« Il s’agit des immenses espaces du malheur contre le petit cap européen, contre la haïssable Amérique (…) il y a un pays voué à la vengeance et à la justice, un pays qui ne déposera pas les armes avant l’affrontement planétaire. Déjà, trois cents ans d’énergie européenne s’effacent, l’ère chinoise commence. » déchiffrait Malraux après avoir rencontré Mao. Le « Rêve chinois » de Xi Jinping veut toujours placer la Chine à la tête des pays pauvres, contre l’impérialisme euroaméricain. La seule différence, une différence entre la faim et l’opulence, revient à utiliser le capitalisme flamboyant contre lui-même, plutôt que le socialisme désuet. La lutte pour l’hégémonie mondiale est engagée, entre le « Sud global », et les indignes de Wall Street. Le matérialisme historique écrirait le nom du vainqueur en chinois. Tout se passe donc presque comme prévu. Presque. Parce que la Révolution culturelle n’est pas celle de Mao, plutôt celle de Walt Disney, de Turing et d’Einstein.
Le matérialisme historique écrirait le nom du vainqueur en chinois.
Ainsi Donald à la mèche orange (il y eut bien un roi danois qui s’appelait Harald à la dent bleue, Bluetooth) a-t-il signé trois décrets impériaux pour assurer « la domination des États-Unis dans l’intelligence artificielle ».

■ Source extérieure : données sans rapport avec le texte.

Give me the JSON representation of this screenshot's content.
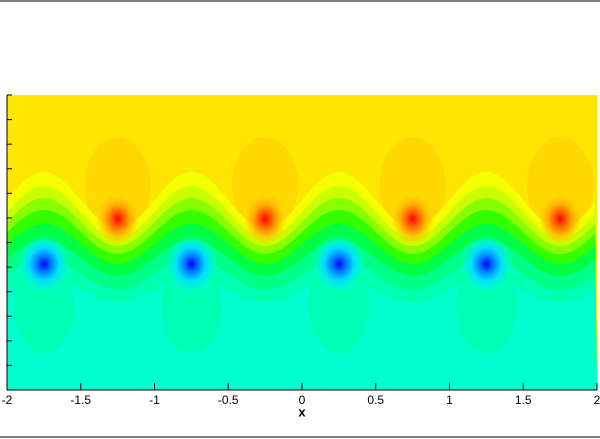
{
  "chart_data": {
    "type": "contour",
    "xlabel": "x",
    "xlim": [
      -2,
      2
    ],
    "xticks": [
      -2,
      -1.5,
      -1,
      -0.5,
      0,
      0.5,
      1,
      1.5,
      2
    ]
  }
}
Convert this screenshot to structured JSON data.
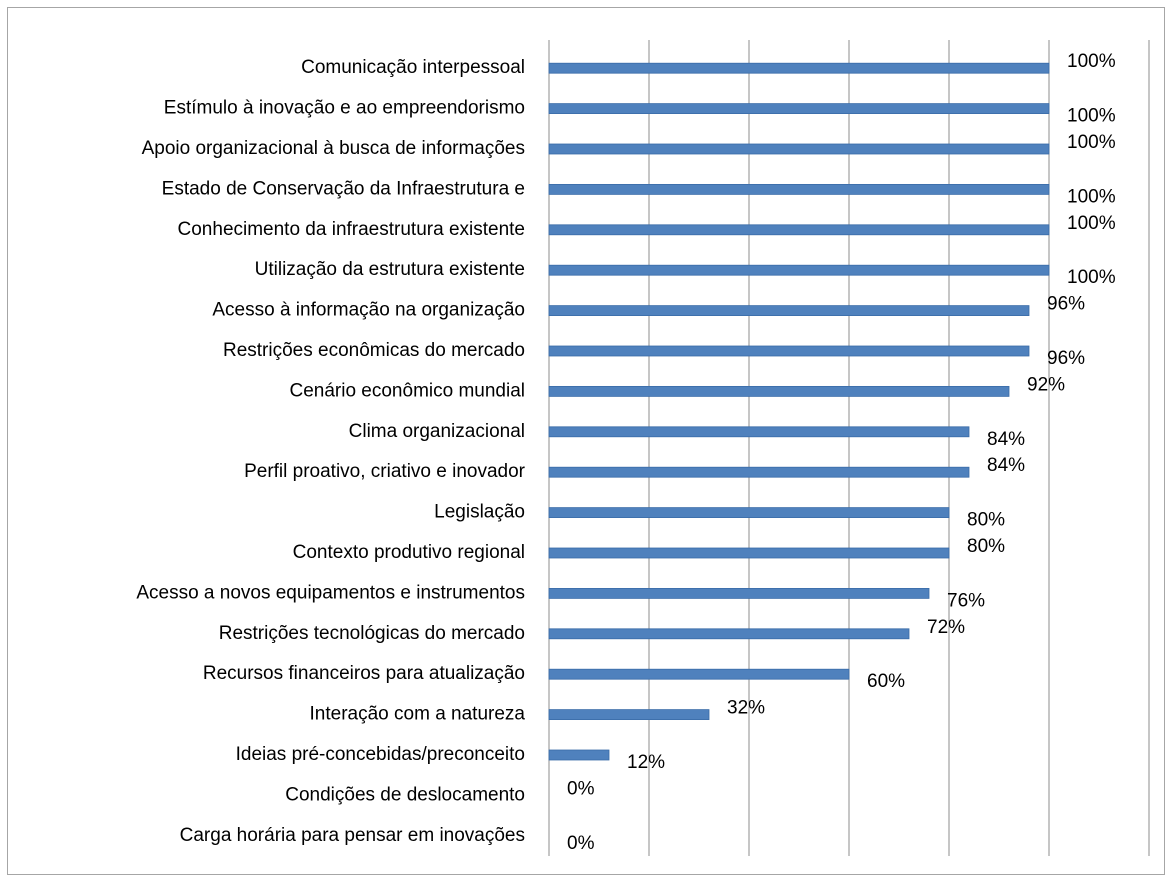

Mon premier pour construire des data centers, et des centrales énergétiques en simplifiant autorisations et permis de construire. Un peu comme a fait la France pour Notre Dame. Mon deuxième pour soutenir l’IA américaine dans le monde. Elle doit être « le standard de référence ». Les Émirats Arabes Unis ont signé des contrats avec OpenAI, Oracle et Nvidia. Un début. Le Moyen-Orient, malgré les Palestiniens, restera américain. Le détroit d’Ormuz par où passe le pétrole pourrait étrangler la Chine, pas les États-Unis. Mon troisième décret interdit l’émergence d’une intelligence artificielle avec un « biais idéologique ». Le gouvernement décide du biais. Mon tout ? L’hégémonie mondiale dans la révolution digitale.
Pendant ce temps, la France du travail se mobilise le 10 septembre pour sauver un jour férié. Sauf que la notion de temps de travail sera peut-être obsolète. Comme celle de vacances. Inconcevable ? Un paysan chinois du temps de Mao pouvait-il imaginer les gratte-ciels des bureaux de Shanghai ? Pas plus qu’il n’imaginait que le virus capitaliste amènerait de jeunes femmes à écrire romans érotiques homosexuels, dits « Boys Love ». Le PCC a réagi au poil : cinquante femmes en prison. La révolution sexuelle dérange les cadres du parti. Révolution globale, mondiale, Le paysan français qui dénonce l’interdiction des néonicotinoïdes imagine-t-il que l’intelligence artificielle va changer la production agricole, les modes de consommation, la vie ? Dans vingt ans, le vieux monde aura vécu.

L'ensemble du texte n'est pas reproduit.